Self-employed 'need a nudge on pensions'

A practical solution to the perceived ‘problem’ of pensions for freelancers and other self-employed people has been tabled in a new report.

Royal London, a mutual, says a substantial “nudge” to such workers needs to be given in the shape of a higher rate of Class 4 NICs, such as setting them at 12%, up from 9% currently.

But rather than the additional contribution being retained by the government, the idea is that freelancers would be able to opt to have that money diverted to a pension or Lifetime ISA.

The only caveat is that the freelancer would have to make their own direct contribution of at least 5%, taking the total combined contribution to 8% - the minimum under auto enrolment.

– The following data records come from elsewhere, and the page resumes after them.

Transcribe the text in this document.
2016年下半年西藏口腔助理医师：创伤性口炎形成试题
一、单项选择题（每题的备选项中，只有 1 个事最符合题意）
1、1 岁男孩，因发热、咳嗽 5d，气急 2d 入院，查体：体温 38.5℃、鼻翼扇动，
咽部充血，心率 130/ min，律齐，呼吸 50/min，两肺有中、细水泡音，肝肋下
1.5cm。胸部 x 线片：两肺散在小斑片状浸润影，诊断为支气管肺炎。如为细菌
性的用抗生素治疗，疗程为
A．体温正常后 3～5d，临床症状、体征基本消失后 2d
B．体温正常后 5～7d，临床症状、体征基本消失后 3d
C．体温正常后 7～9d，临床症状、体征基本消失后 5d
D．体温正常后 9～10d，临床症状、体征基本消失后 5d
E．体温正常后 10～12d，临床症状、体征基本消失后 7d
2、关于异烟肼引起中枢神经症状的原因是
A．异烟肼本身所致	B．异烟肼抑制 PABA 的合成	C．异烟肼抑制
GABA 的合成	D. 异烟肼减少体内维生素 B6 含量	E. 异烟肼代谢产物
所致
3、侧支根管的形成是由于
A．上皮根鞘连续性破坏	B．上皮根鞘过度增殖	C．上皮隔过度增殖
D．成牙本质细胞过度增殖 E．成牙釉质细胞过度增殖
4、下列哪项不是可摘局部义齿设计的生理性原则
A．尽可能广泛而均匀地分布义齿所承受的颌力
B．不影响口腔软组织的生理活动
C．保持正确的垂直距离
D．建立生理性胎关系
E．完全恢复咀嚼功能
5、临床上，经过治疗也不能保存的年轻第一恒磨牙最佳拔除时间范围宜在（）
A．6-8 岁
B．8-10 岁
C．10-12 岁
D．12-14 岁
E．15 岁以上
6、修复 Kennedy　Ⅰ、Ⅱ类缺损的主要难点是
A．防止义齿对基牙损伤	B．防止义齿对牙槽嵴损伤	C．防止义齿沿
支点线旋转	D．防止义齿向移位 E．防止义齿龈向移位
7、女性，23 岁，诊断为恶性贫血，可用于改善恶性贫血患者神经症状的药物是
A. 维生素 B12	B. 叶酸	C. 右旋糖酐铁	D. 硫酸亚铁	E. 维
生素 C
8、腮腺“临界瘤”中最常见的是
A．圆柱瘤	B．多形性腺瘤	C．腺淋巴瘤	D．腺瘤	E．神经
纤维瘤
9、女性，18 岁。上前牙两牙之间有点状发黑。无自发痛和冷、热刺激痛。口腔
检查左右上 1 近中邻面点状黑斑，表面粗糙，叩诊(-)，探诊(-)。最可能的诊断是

“Whilst self-employed people would not be forced to take out a pension, this would be the only way they could benefit from the additional 3% of NICs that they had paid in,” said Royal London.

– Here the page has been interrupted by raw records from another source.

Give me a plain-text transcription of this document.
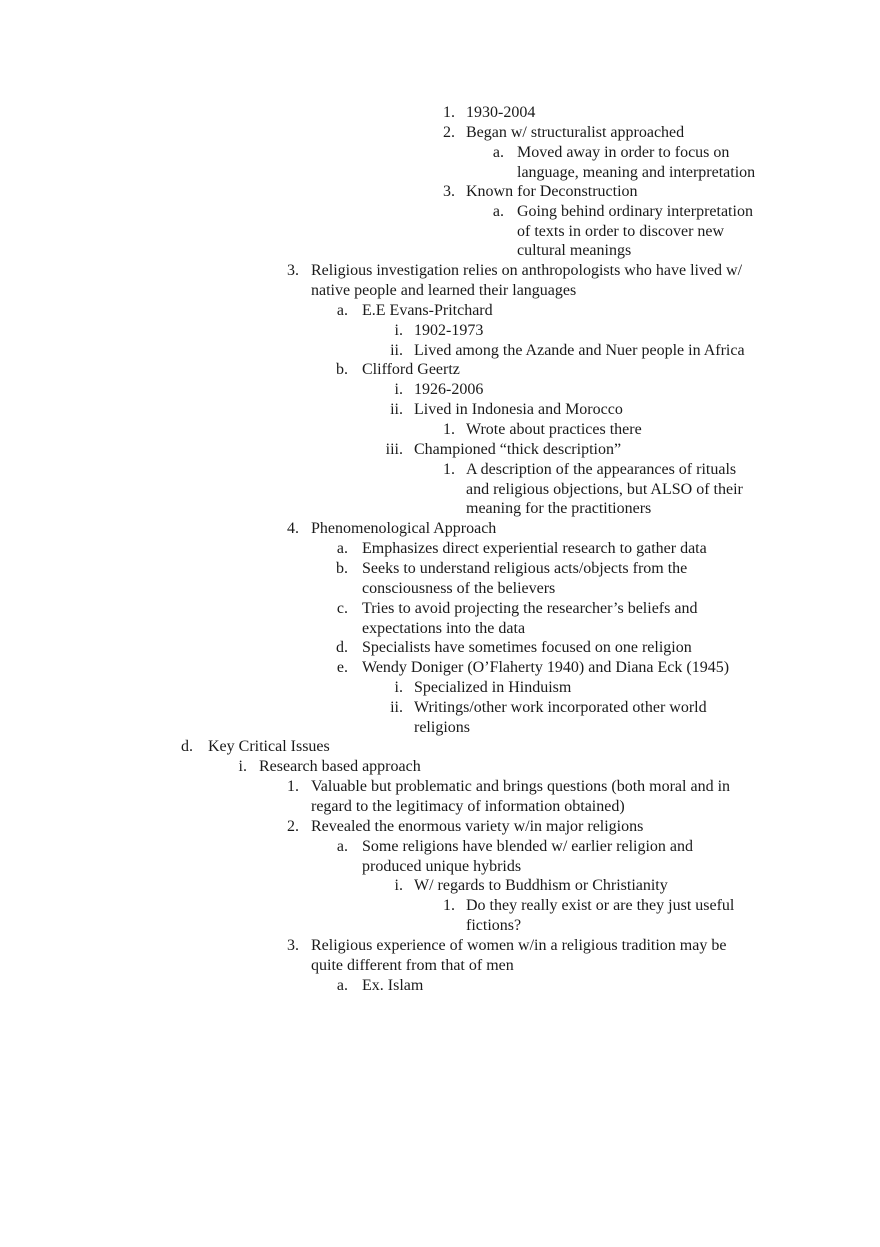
1. 1930-2004
2. Began w/ structuralist approached
a. Moved away in order to focus on
language, meaning and interpretation
3. Known for Deconstruction
a. Going behind ordinary interpretation
of texts in order to discover new
cultural meanings
3. Religious investigation relies on anthropologists who have lived w/
native people and learned their languages
a. E.E Evans-Pritchard
i. 1902-1973
ii. Lived among the Azande and Nuer people in Africa
b. Clifford Geertz
i. 1926-2006
ii. Lived in Indonesia and Morocco
1. Wrote about practices there
iii. Championed “thick description”
1. A description of the appearances of rituals
and religious objections, but ALSO of their
meaning for the practitioners
4. Phenomenological Approach
a. Emphasizes direct experiential research to gather data
b. Seeks to understand religious acts/objects from the
consciousness of the believers
c. Tries to avoid projecting the researcher’s beliefs and
expectations into the data
d. Specialists have sometimes focused on one religion
e. Wendy Doniger (O’Flaherty 1940) and Diana Eck (1945)
i. Specialized in Hinduism
ii. Writings/other work incorporated other world
religions
d. Key Critical Issues
i. Research based approach
1. Valuable but problematic and brings questions (both moral and in
regard to the legitimacy of information obtained)
2. Revealed the enormous variety w/in major religions
a. Some religions have blended w/ earlier religion and
produced unique hybrids
i. W/ regards to Buddhism or Christianity
1. Do they really exist or are they just useful
fictions?
3. Religious experience of women w/in a religious tradition may be
quite different from that of men
a. Ex. Islam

“This is very similar to the way in which employed earners can only get a 3% employer contribution if they stay enrolled in a workplace pension – if they opt out, the employer contribution stops.”

The mutual says an estimated 3million self-employed people would be covered by its proposal, which it projects will add 2million to the number of self-employed pension savers.

Former pensions minister Steve Webb, who now directs policy at Royal London, believes the government must take action now amid membership of pension schemes among the self-employed being at “crisis levels.”

He said: “Using the existing National Insurance system to mirror the process of automatic enrolment is the best way of giving self-employed people a ‘nudge’ to start saving for a pension.

“In addition, because self-employed NICs are linked to profits, contributions would automatically go up in good years and down in poor years. Without action, millions of self-employed people could face poverty in old age.”